Water Seeks Its Own Level

In a classroom I always used to sit in the front row, as near to the door as possible. That seat let me hear and see the teacher, yet let me leave immediately and unimpeded when the class was over. Decades ago, when I certified to teach sociology in an Arizona community college district, I had to take a “class” in teaching, during which we also underwent some pencil and paper assessment tests. My Master’s degree in sociology already qualified me to teach even above the community college level, up to the undergraduate university level, but this is how Arizona did it, so I showed up to participate and get certified, although the hefty tuition fee was irksome. The class had presenters from multiple disciplines and I actually enjoyed seeing teaching from so many different perspectives.
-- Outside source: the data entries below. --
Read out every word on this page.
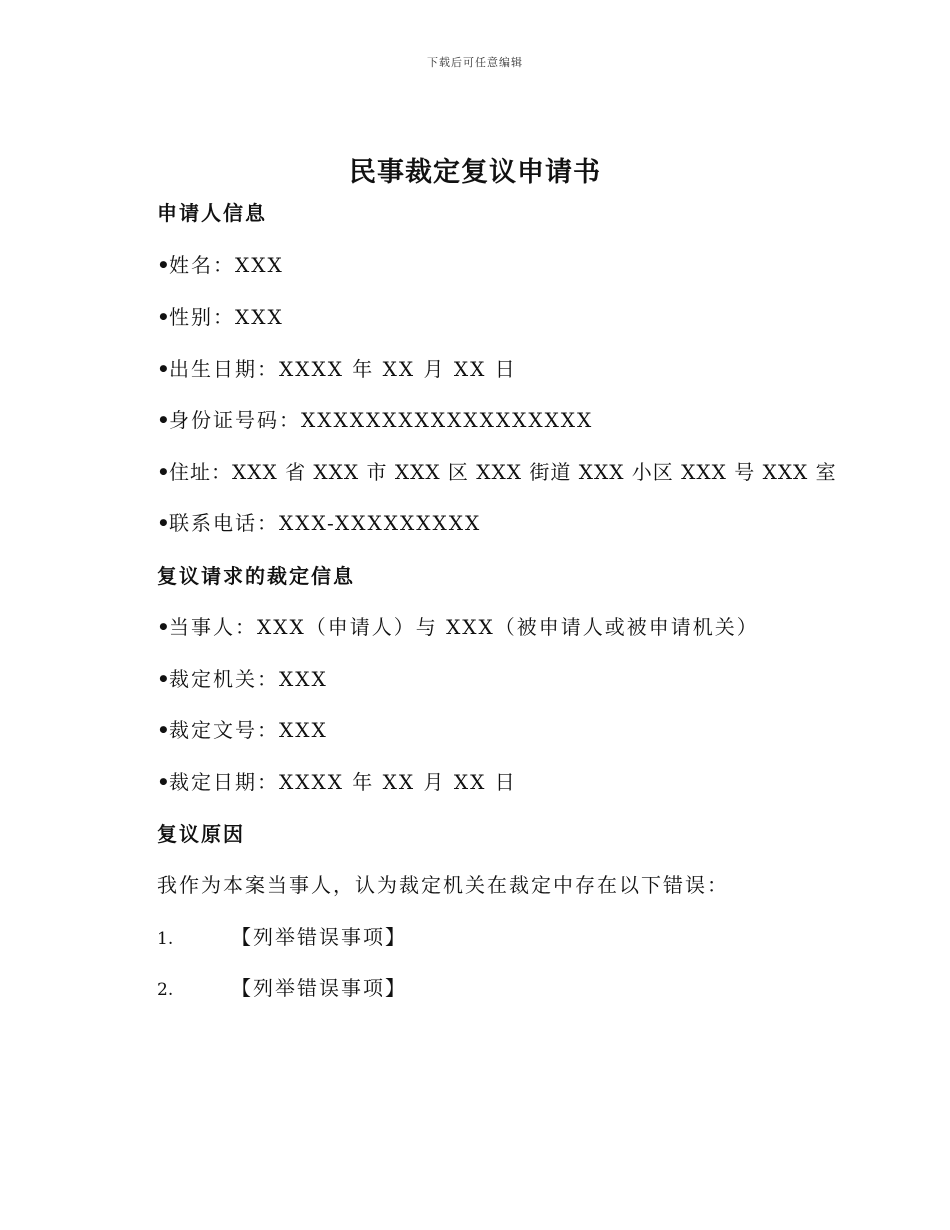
下载后可任意编辑
民事裁定复议申请书
申请人信息
•姓名：XXX
•性别：XXX
•出生日期：XXXX 年 XX 月 XX 日
•身份证号码：XXXXXXXXXXXXXXXXXX
•住址：XXX 省 XXX 市 XXX 区 XXX 街道 XXX 小区 XXX 号 XXX 室
•联系电话：XXX-XXXXXXXXX
复议请求的裁定信息
•当事人：XXX（申请人）与 XXX（被申请人或被申请机关）
•裁定机关：XXX
•裁定文号：XXX
•裁定日期：XXXX 年 XX 月 XX 日
复议原因
我作为本案当事人，认为裁定机关在裁定中存在以下错误：
1.	【列举错误事项】
2.	【列举错误事项】
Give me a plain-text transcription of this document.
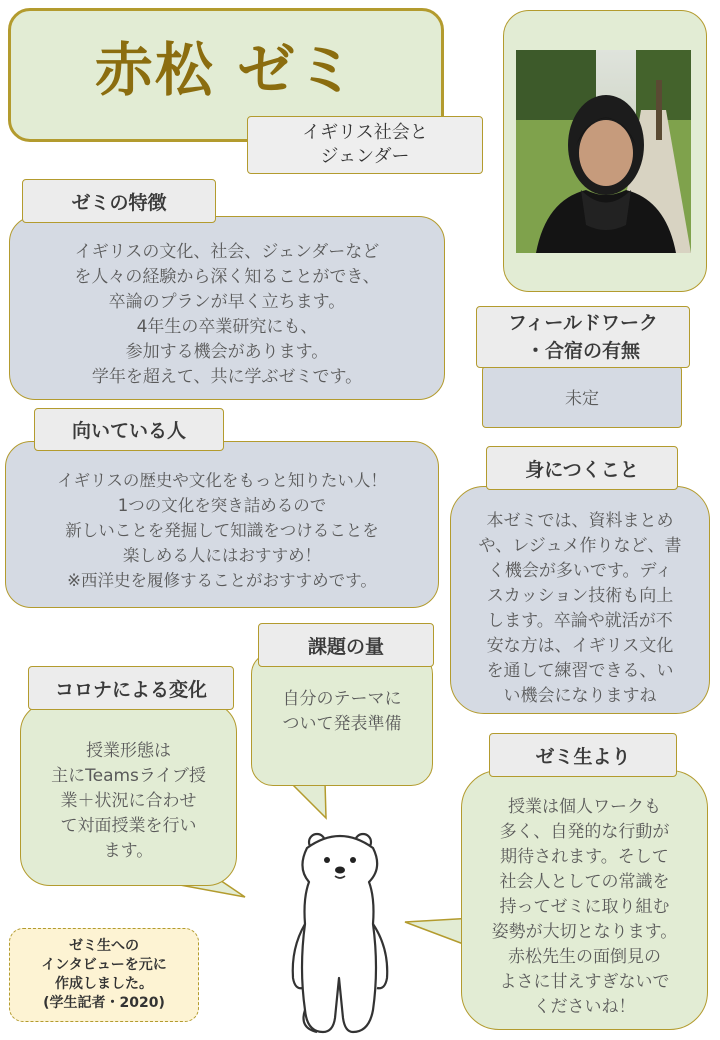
赤松 ゼミ
イギリス社会と
ジェンダー
イギリスの文化、社会、ジェンダーなど
を人々の経験から深く知ることができ、
卒論のプランが早く立ちます。
4年生の卒業研究にも、
参加する機会があります。
学年を超えて、共に学ぶゼミです。
ゼミの特徴
未定
フィールドワーク
・合宿の有無
イギリスの歴史や文化をもっと知りたい人！
1つの文化を突き詰めるので
新しいことを発掘して知識をつけることを
楽しめる人にはおすすめ！
※西洋史を履修することがおすすめです。
向いている人
本ゼミでは、資料まとめ
や、レジュメ作りなど、書
く機会が多いです。ディ
スカッション技術も向上
します。卒論や就活が不
安な方は、イギリス文化
を通して練習できる、い
い機会になりますね
身につくこと
自分のテーマに
ついて発表準備
課題の量
授業形態は
主にTeamsライブ授
業＋状況に合わせ
て対面授業を行い
ます。
コロナによる変化
授業は個人ワークも
多く、自発的な行動が
期待されます。そして
社会人としての常識を
持ってゼミに取り組む
姿勢が大切となります。
赤松先生の面倒見の
よさに甘えすぎないで
くださいね！
ゼミ生より
ゼミ生への
インタビューを元に
作成しました。
(学生記者・2020)
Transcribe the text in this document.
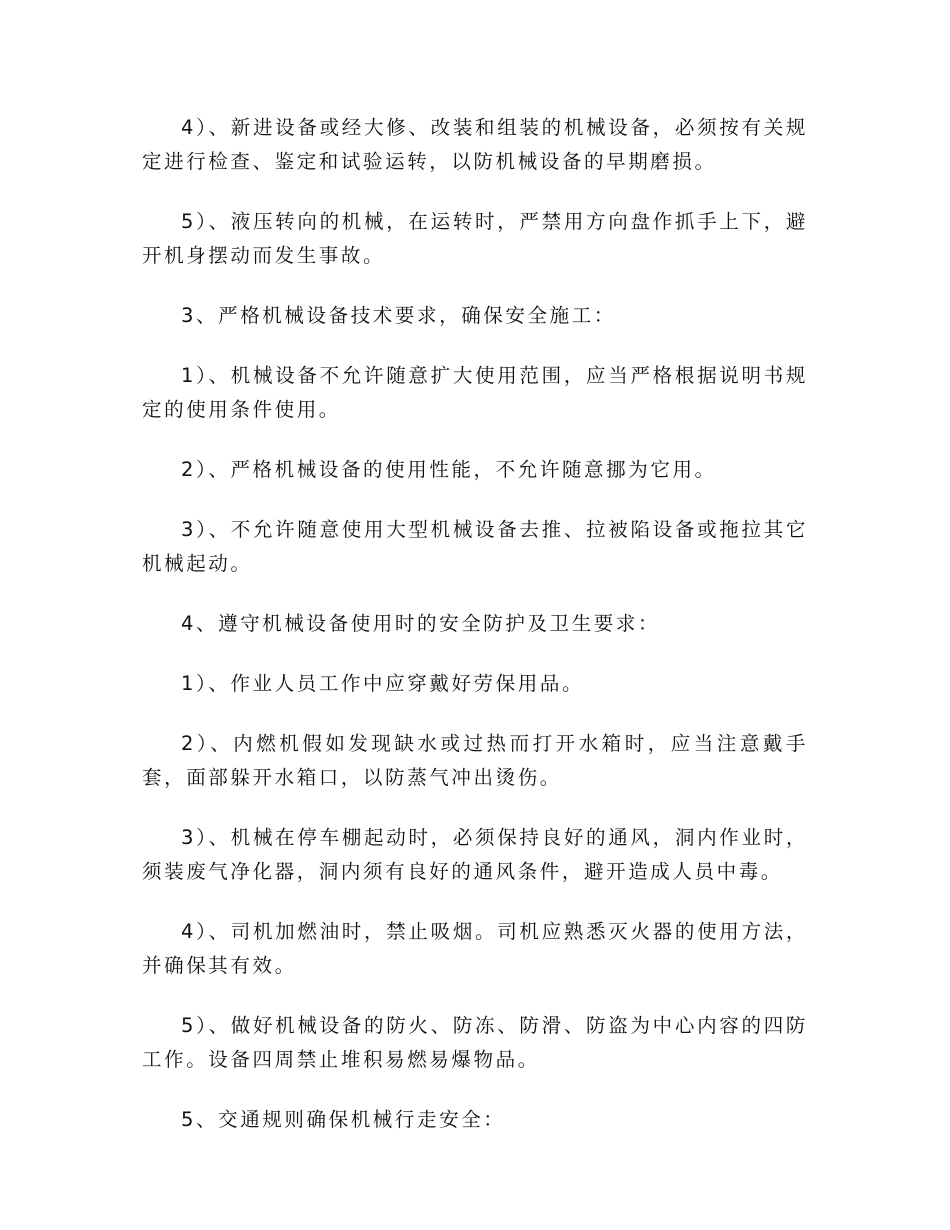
4）、新进设备或经大修、改装和组装的机械设备，必须按有关规定进行检查、鉴定和试验运转，以防机械设备的早期磨损。

5）、液压转向的机械，在运转时，严禁用方向盘作抓手上下，避开机身摆动而发生事故。

3、严格机械设备技术要求，确保安全施工：

1）、机械设备不允许随意扩大使用范围，应当严格根据说明书规定的使用条件使用。

2）、严格机械设备的使用性能，不允许随意挪为它用。

3）、不允许随意使用大型机械设备去推、拉被陷设备或拖拉其它机械起动。

4、遵守机械设备使用时的安全防护及卫生要求：

1）、作业人员工作中应穿戴好劳保用品。

2）、内燃机假如发现缺水或过热而打开水箱时，应当注意戴手套，面部躲开水箱口，以防蒸气冲出烫伤。

3）、机械在停车棚起动时，必须保持良好的通风，洞内作业时，须装废气净化器，洞内须有良好的通风条件，避开造成人员中毒。

4）、司机加燃油时，禁止吸烟。司机应熟悉灭火器的使用方法，并确保其有效。

5）、做好机械设备的防火、防冻、防滑、防盗为中心内容的四防工作。设备四周禁止堆积易燃易爆物品。

5、交通规则确保机械行走安全：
When I entered the classroom, I went to take my usual seat up front near the door, but I saw two bright-eyed men in the corner back row who appealed for reasons I did not stop to think about, I just went and sat between them. We chatted while the classroom filled up, and sure enough these fellows were my sort, they were intelligent, humorous, and studious. I was a little sorry when the all-day class started, but soon forgot about my fellow students as I worked through the day’s lessons. The physiological evaluations were a surprising component but I like most tests and enjoyed those too. I do not recall if that old saw about “Do you like to line up your pencils?” was on it.” but there were plenty of dubious questions of that sort. (Yes. But just what does this mean to the test designers, a neurotic preoccupation or idle fiddling with the tools of the trade while thinking?) At the end of the day, the instructors gathered in a huddle at the front of the classroom to go over our test results. They asked if we would like to see our psychological profiles. Well, sure, at least no one said no. They handed them out, like fortune cookies that would read “hire” or “don’t hire”. When they got to the last three profiles, the profiles of we three in the corner back row, they started laughing and looking at us. Surely that was not their idea of a hilarious “don’t hire”? But they said, don’t mind us laughing, it is just funny that the three of you, who have such very similar psychological profiles would have chosen to sit together. We thought it surprising too. Apparently, we three were the only “snowflakes” in the room, a term which had a different meaning back then. To those instructors, snowflake meant someone who functioned from a centric mode, with a radially symmetrical psychological profile. Something like a snowflake reflects the internal symmetrical order of its water molecules, apparently the test profiles of we three balanced evenly between the different styles of learning and performing, forming a psychological snowflake. We had sat together like water finding its own level.